Because no trace of VRE plasmid was evident in the VRSA isolate, it is likely that enzymes within the staphylococci destroyed what remained of the foreign plasmid’s genome. The probability of a cross-species exchange is further supported by additional analyses, which identified both the VRE plasmid and the VRSA plasmid as conjugative plasmids.

“Conjugation is the direct transfer of a plasmid from one bacterial cell to another via cell-cell interaction. In gram-positive organisms such as S aureus, cell surface elements and, in some cases, extracellular peptide signals known as pheromones mediate transfer of DNA. This type of transfer often involves plasmids carrying antimicrobial resistance genes and may occur between organisms of very diverse genera,” Dr. Weigel said.

An alternative, but less likely hypothesis, is that the transposon could have been transferred by transduction. “Transduction, on the other hand, is the transfer of DNA from one bacterial cell to another by bacteriophage.”

Three features of the VRSA strain they studied led Dr. Weigel’s team to describe it as a “triple-threat” microbe. Not only was the organism resistant to vancomycin, its degree of resistance was quite robust. Most S aureus strains with decreased susceptibility to vancomycin have a relatively low minimal inhibitory concentration—somewhere near or below 16 mg/mL. The new strain had a minimal inhibitory concentration of 1,024 mg/mL. “The vanA element encodes enzymes that alter cell wall components that are targets for vancomycin,” thereby making them unrecognizable, Dr. Weigel noted. “This cellular change is a much more efficient mechanism of resistance than the previously reported phenotype, in which a thickened cell wall leads to reduced susceptibility to vancomycin but not to high-level resistance.”

A second concern is that the new strain also exhibited resistance to several other common antibiotics, including members of the aminoglycoside, ß-lactam, and macrolide families.
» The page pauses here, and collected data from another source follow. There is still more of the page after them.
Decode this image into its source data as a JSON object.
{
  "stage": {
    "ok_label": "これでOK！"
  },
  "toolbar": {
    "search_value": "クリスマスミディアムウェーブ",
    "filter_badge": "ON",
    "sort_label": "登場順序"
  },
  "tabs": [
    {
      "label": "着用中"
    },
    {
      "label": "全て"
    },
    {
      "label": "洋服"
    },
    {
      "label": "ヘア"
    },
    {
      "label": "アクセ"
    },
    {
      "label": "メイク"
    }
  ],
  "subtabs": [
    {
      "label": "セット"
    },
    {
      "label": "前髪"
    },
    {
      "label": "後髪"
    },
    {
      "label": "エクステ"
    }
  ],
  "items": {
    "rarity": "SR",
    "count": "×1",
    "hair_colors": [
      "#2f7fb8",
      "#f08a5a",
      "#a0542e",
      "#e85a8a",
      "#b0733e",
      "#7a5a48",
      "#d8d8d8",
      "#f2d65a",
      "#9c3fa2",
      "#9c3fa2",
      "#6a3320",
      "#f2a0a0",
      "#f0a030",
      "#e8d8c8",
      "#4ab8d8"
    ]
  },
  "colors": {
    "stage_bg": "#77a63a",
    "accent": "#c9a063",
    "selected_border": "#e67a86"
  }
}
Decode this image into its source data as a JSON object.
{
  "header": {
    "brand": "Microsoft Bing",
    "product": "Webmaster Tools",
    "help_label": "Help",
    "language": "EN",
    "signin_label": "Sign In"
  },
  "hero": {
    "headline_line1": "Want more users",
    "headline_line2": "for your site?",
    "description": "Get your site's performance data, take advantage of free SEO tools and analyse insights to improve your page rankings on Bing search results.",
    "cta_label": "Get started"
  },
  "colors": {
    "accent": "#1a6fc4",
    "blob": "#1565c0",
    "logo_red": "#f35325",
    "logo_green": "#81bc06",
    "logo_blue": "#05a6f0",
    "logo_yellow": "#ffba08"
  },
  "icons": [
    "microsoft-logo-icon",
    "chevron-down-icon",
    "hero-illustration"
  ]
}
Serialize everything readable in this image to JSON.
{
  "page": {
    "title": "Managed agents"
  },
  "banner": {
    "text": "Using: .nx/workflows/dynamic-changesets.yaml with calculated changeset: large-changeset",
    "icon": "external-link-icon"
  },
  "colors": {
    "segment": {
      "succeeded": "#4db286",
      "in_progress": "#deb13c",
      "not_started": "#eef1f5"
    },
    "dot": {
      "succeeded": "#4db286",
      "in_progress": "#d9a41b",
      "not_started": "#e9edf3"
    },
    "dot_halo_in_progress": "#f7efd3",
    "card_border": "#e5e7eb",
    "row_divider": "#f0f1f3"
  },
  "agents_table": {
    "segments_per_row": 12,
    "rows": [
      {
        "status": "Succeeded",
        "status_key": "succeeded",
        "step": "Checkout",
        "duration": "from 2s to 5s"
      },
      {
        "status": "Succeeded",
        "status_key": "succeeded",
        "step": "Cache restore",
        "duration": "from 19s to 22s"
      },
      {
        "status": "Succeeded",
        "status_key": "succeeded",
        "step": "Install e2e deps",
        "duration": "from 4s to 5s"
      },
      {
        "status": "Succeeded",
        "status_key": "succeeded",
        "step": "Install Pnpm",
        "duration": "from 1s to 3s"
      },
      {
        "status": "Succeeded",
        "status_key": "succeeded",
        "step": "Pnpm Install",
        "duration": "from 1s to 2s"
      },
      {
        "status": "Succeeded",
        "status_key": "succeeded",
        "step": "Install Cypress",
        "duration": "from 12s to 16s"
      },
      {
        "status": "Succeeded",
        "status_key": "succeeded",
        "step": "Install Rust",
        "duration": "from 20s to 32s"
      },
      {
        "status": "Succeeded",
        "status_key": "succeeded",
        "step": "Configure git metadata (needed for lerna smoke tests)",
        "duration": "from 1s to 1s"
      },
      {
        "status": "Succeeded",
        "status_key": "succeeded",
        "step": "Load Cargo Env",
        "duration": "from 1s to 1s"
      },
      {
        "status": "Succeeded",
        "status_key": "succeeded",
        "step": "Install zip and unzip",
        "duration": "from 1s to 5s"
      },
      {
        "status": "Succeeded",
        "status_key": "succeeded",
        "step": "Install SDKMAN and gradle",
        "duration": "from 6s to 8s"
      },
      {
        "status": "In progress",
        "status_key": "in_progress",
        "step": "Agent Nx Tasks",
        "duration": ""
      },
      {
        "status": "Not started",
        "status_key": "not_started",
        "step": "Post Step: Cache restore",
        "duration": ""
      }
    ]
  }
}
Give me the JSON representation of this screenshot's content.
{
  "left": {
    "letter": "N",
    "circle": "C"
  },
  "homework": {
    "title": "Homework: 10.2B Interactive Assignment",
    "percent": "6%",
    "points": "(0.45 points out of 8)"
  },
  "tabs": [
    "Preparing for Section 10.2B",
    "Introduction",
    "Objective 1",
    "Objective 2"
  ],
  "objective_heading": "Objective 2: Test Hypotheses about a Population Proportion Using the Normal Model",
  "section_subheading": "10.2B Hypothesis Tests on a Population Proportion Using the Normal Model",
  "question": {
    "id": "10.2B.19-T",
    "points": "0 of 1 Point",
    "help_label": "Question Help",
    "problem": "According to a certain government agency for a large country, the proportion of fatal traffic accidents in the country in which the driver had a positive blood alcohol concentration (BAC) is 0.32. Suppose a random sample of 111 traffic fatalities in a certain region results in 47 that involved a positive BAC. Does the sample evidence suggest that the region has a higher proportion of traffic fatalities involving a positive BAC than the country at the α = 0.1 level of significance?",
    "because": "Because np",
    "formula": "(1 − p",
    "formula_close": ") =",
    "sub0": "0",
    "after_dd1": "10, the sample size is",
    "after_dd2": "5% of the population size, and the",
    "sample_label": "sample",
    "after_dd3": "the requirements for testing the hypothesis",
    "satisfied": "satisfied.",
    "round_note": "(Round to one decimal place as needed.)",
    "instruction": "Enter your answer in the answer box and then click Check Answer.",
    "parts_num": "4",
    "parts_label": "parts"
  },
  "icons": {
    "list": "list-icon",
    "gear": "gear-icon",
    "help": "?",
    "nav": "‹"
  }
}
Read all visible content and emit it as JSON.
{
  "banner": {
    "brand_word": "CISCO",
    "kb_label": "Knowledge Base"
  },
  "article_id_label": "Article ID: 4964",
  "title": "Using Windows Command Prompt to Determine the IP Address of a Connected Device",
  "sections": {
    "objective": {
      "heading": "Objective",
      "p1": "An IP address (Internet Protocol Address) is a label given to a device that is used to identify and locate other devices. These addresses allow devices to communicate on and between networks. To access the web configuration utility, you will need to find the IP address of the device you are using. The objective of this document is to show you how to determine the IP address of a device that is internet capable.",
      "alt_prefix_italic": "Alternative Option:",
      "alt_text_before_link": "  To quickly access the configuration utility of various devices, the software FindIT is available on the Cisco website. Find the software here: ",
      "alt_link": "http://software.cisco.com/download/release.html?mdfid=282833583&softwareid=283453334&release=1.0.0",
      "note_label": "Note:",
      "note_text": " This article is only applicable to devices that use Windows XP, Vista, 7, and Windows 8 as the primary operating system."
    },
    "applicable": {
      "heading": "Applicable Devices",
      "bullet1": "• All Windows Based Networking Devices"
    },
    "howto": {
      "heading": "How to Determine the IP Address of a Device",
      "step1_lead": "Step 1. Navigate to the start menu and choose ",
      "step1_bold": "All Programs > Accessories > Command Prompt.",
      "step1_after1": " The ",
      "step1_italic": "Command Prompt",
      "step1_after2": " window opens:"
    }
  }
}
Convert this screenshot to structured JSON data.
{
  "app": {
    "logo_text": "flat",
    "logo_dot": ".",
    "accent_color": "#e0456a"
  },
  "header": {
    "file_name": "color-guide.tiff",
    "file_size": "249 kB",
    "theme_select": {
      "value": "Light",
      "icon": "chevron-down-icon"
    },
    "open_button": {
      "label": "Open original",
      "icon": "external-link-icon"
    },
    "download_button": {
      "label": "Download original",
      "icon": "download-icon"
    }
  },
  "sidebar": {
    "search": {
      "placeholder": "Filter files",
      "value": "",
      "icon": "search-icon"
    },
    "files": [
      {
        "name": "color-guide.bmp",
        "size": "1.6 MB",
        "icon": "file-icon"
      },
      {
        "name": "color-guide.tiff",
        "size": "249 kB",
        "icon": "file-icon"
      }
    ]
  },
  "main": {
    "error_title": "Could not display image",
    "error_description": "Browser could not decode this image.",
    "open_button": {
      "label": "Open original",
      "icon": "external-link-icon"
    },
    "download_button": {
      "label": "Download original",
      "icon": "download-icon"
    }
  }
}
The only antibiotics to which the new strain remains susceptible are linezolid, quinupristin/dalfopristin, and trimethoprim–sulfamethoxazole.

Lastly, the new VRSA bacterium was shown to be capable of sharing its resistance with other S aureus strains.

—Verna L. Schwartz, MS

Reference
1. Weigel LM, Clewell DB, Gill SR, et al. Genetic analysis of a high-level vancomycin-resistant isolate of Staphylococcus aureus. Science. 2003;302:1569-1571.